Regina is one of them. She is German, works in hotels throughout Europe cooking and cleaning, helping and serving. Until the summer he was in Spain, in Mallorca. He received an offer for the Austrian winter season and accepted.

Upon arrival in Austria, his contract was canceled by COVID. Regina tells us what happened so that she and her two dogs ended up in a shelter: “First I rented a room in a cheap pension, I stayed there for four weeks. Then I realized that the money was running out, the dogs were hungry, I was hungry … Here at Popular Help I get something to eat and drink. Without that I would have to beg in the streets … I have never been in a situation like the one I am in now. I cannot move forward, I cannot go back. And my destiny is only one among thousands or millions of people stuck in a stalemate similar. I’m sorry, but my nerves are about to break. My nerves make me tremble a little, because I’m so worried: What will become of me? “

Sharing a hot meal with homeless people is a new experience for Regina.

He applied for unemployment benefit, but the Austrian administration found that he had 127 days of work to go before he was entitled to the benefit. Regina is not taken into account working days in Germany and Spain. She calls the volunteers who work at the shelter her “second family.”

Claudia Volkshilfe, head of Noth-Light lo resume:“Building relationships, that’s what we do to start with. Everything else goes with it. Like in a family.”

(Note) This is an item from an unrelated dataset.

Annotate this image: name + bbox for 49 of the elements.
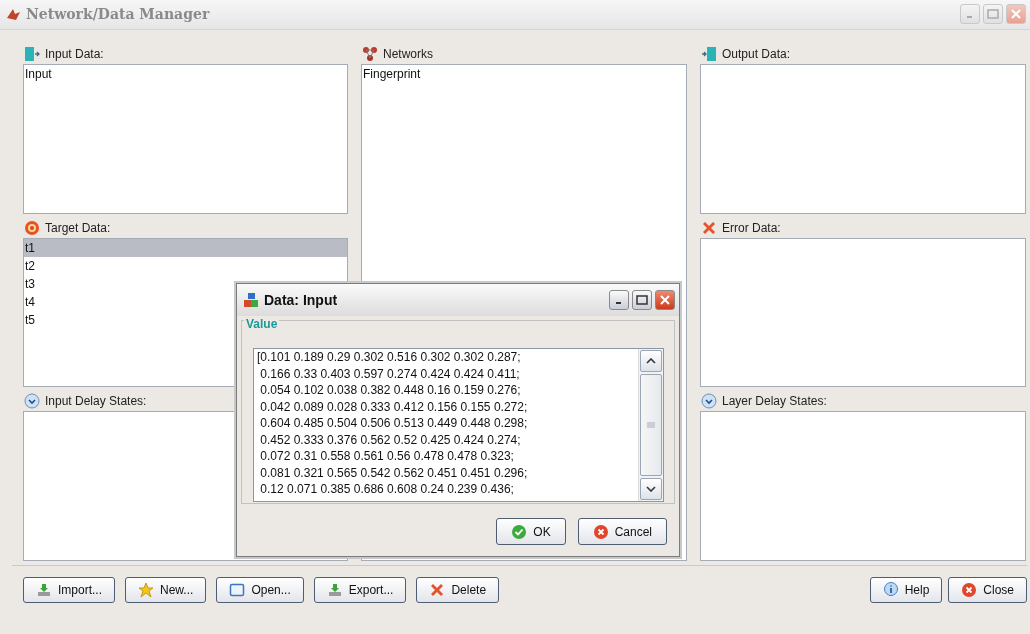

The pandemic also crushed families, freelancers, small entrepreneurs and temporary workers … the list of hardships is getting longer and longer.

For Tanja Wehsely from the Viennese Popular Help“The coronavirus crisis is like a magnifying glass that closely shows the fractures of a society. We have 70 percent more people coming to us, asking for urgent help, for food packages. People are queuing and they have never before thought that one day they would depend on food deliveries for their families. “

Regina is going to ask for a job, and they have already gone 48 times, to the president of the Austrian Hotel Association.

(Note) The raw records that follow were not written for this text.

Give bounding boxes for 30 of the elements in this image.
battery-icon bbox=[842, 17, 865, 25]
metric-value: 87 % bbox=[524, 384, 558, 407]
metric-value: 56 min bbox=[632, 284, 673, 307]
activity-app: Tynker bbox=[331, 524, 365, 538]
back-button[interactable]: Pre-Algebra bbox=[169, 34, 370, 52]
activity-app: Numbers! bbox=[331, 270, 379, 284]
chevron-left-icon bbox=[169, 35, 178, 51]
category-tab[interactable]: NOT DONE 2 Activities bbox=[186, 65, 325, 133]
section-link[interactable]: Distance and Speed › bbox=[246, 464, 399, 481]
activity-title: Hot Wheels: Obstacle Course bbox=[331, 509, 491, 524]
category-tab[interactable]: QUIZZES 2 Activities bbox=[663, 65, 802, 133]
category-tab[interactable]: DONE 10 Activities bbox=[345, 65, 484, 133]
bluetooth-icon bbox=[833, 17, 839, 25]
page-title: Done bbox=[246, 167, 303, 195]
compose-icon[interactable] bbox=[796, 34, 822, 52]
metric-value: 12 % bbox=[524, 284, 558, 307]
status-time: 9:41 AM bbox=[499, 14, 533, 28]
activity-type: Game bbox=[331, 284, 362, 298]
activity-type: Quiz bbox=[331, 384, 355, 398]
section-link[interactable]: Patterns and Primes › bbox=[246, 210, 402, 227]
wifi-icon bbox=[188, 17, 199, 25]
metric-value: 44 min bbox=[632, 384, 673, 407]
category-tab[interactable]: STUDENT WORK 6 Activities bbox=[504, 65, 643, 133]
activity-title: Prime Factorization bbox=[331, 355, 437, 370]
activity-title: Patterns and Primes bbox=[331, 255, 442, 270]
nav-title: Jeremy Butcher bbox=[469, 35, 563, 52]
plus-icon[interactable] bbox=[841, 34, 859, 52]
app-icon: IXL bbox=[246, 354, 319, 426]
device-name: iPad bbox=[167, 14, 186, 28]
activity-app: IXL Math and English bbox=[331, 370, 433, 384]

Tourism represents (more than) 7% of the country’s GDP, and there is usually a shortage of labor. The pandemic put the manager of the Reitterer hotel in a difficult situation: the confinement forced to close most of the hotels.

Michael Reitterer makes memory: “When in September, at the end of September, Germany put travel restrictions on Austria, the crisis turned into a real catastrophe … and that is why all my fellow hotel managers are quite reluctant to hire people, because nobody knows if there will be a third confinement, everyone talks about it … and that’s the sad thing for Regina. Well, I promised her that I would help her with my personal contacts and that I would find her a job somewhere in Austria. “

The European Union also helps. So far, € 13.5 billion from Cohesion Policy Funds have been mobilized to fight the COVID pandemic. And more European money is on the way to clamp down on COVID. There is real solidarity among Europeans.

Of the 13.5 billion euros used by the Cohesion Policy Funds, the European Social Fund has channeled 1.4 billion euros in direct support to people in need, social services and vulnerable groups.


You can see the full report in the video at the top of the page.